Pour vous donner un exemple concret de la situation à gauche, et de qu’induit les valeurs de communautarisme qui sont revendiquées : un parti de gauche en Catalogne (Esquerra Republicana de Catalunya) se plaint car les Catalans payent trop d’impôts par rapport aux autres régions espagnoles. Et pour cause, cela s’explique car la Catalogne est une des régions les plus riches d’Espagne. Cela nous semble étonnant, c’est un discours digne de Donald Trump. L’autre est toujours en faute : le migrant, le Catalan, l’Andalou, etc. C’est pour cela que nous avons créé El Jacobino : pour porter des idées nouvelles, en rupture avec cela. Il n’y a pas de possibilité de penser un projet de gauche « transformateur » dans ces conditions.

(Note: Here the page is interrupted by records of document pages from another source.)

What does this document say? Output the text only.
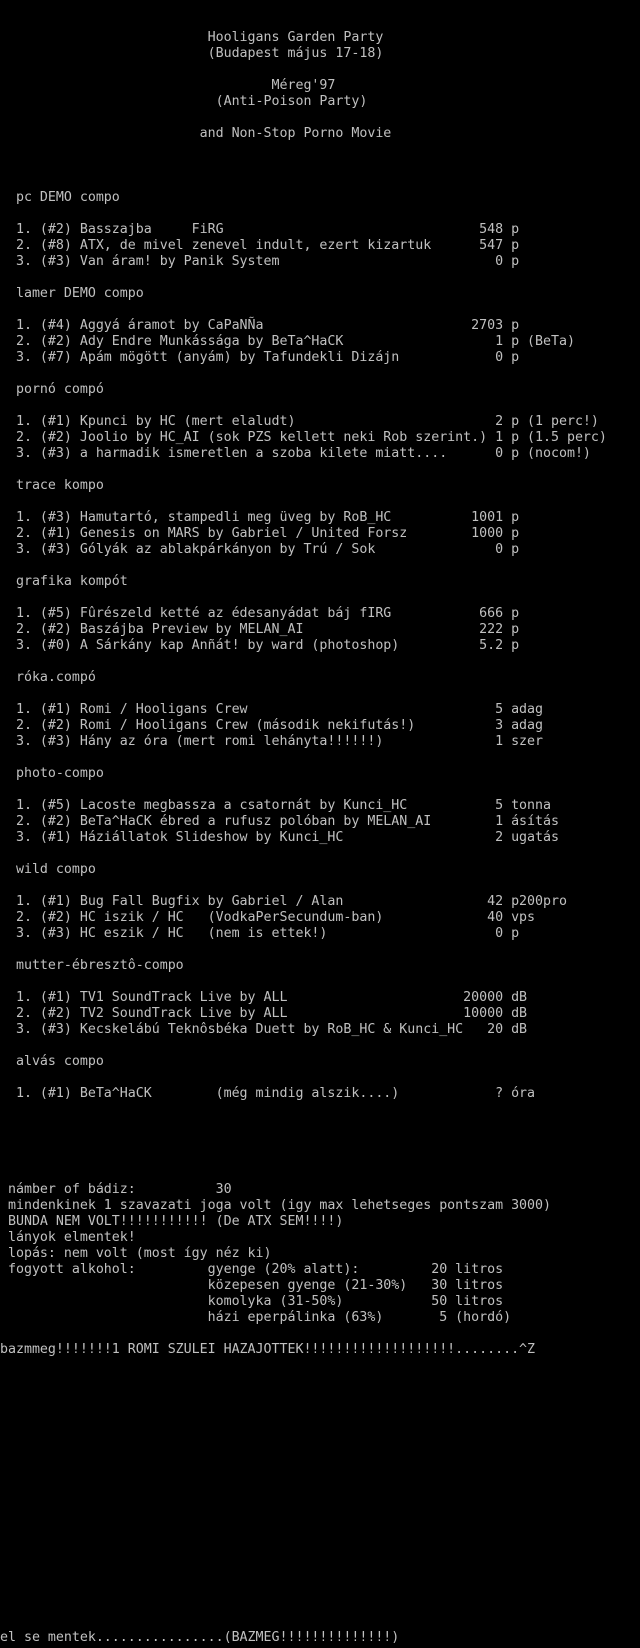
Hooligans Garden Party
(Budapest május 17-18)
Méreg'97
(Anti-Poison Party)
and Non-Stop Porno Movie
pc DEMO compo
1. (#2) Basszajba     FiRG                                548 p
2. (#8) ATX, de mivel zenevel indult, ezert kizartuk      547 p
3. (#3) Van áram! by Panik System                           0 p
lamer DEMO compo
1. (#4) Aggyá áramot by CaPaNÑa                          2703 p
2. (#2) Ady Endre Munkássága by BeTa^HaCK                   1 p (BeTa)
3. (#7) Apám mögött (anyám) by Tafundekli Dizájn            0 p
pornó compó
1. (#1) Kpunci by HC (mert elaludt)                         2 p (1 perc!)
2. (#2) Joolio by HC_AI (sok PZS kellett neki Rob szerint.) 1 p (1.5 perc)
3. (#3) a harmadik ismeretlen a szoba kilete miatt....      0 p (nocom!)
trace kompo
1. (#3) Hamutartó, stampedli meg üveg by RoB_HC          1001 p
2. (#1) Genesis on MARS by Gabriel / United Forsz        1000 p
3. (#3) Gólyák az ablakpárkányon by Trú / Sok               0 p
grafika kompót
1. (#5) Fûrészeld ketté az édesanyádat báj fIRG           666 p
2. (#2) Baszájba Preview by MELAN_AI                      222 p
3. (#0) A Sárkány kap Anñát! by ward (photoshop)          5.2 p
róka.compó
1. (#1) Romi / Hooligans Crew                               5 adag
2. (#2) Romi / Hooligans Crew (második nekifutás!)          3 adag
3. (#3) Hány az óra (mert romi lehányta!!!!!!)              1 szer
photo-compo
1. (#5) Lacoste megbassza a csatornát by Kunci_HC           5 tonna
2. (#2) BeTa^HaCK ébred a rufusz polóban by MELAN_AI        1 ásítás
3. (#1) Háziállatok Slideshow by Kunci_HC                   2 ugatás
wild compo
1. (#1) Bug Fall Bugfix by Gabriel / Alan                  42 p200pro
2. (#2) HC iszik / HC   (VodkaPerSecundum-ban)             40 vps
3. (#3) HC eszik / HC   (nem is ettek!)                     0 p
mutter-ébresztô-compo
1. (#1) TV1 SoundTrack Live by ALL                      20000 dB
2. (#2) TV2 SoundTrack Live by ALL                      10000 dB
3. (#3) Kecskelábú Teknôsbéka Duett by RoB_HC & Kunci_HC   20 dB
alvás compo
1. (#1) BeTa^HaCK        (még mindig alszik....)            ? óra
námber of bádiz:          30
mindenkinek 1 szavazati joga volt (igy max lehetseges pontszam 3000)
BUNDA NEM VOLT!!!!!!!!!!! (De ATX SEM!!!!)
lányok elmentek!
lopás: nem volt (most így néz ki)
fogyott alkohol:         gyenge (20% alatt):         20 litros
közepesen gyenge (21-30%)   30 litros
komolyka (31-50%)           50 litros
házi eperpálinka (63%)       5 (hordó)
bazmmeg!!!!!!!1 ROMI SZULEI HAZAJOTTEK!!!!!!!!!!!!!!!!!!!........^Z
el se mentek................(BAZMEG!!!!!!!!!!!!!!)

Le Temps des Ruptures : pensez-vous que les identités régionalismes en Espagne se sont nourries du franquisme ? Pensez-vous qu’on puisse réconcilier un projet progressiste avec cette part de l’histoire espagnole ?
El Jacobino :

Le franquisme a duré 40 ans, cela a été atroce et a fortement marqué la population. La répression après la guerre a fait un million de victimes. L’Espagne n’est pas le seul pays qui a subi un régime aussi dur (c’est aussi le cas au Chili, en Grèce, au Portugal, etc.). La gauche, même dans ces régimes, elle n’a jamais cessé de porter un projet émancipateur pour le pays. Une dictature, ne signifie pas que la gauche ne peut pas définir un projet et continuer à penser l’avenir. La question est plutôt quelle est l’essence du projet qu’on veut défendre aujourd’hui, en prenant en compte cette partie de l’histoire ?

La Catalogne et le Pays-basque sont des régions riches aussi du fait des politiques d’investissement de la dictature. Il y avait une certaine complicité entre les élites économiques de ces régions et l’ancien régime. Elles ont politiquement soutenu le régime. Le franquisme a effectivement participé à la différenciation de ce point de vue.  Hormis la richesse financière de ces régions, on peut dire qu’il y a d’autres différences, comme les langues, mais d’un point de vue sociologique (au travers de l’analyse du nom des familles par exemple) on se rend compte que la Catalogne n’est pas très différente des autres régions : il y a beaucoup de mouvements des populations. Et la langue majoritaire en Catalogne reste l’espagnol. Après il y a des différences d’identité dans ces régions effectivement. Les villes espagnoles se ressemblent plus sociologiquement par rapport aux zones rurales.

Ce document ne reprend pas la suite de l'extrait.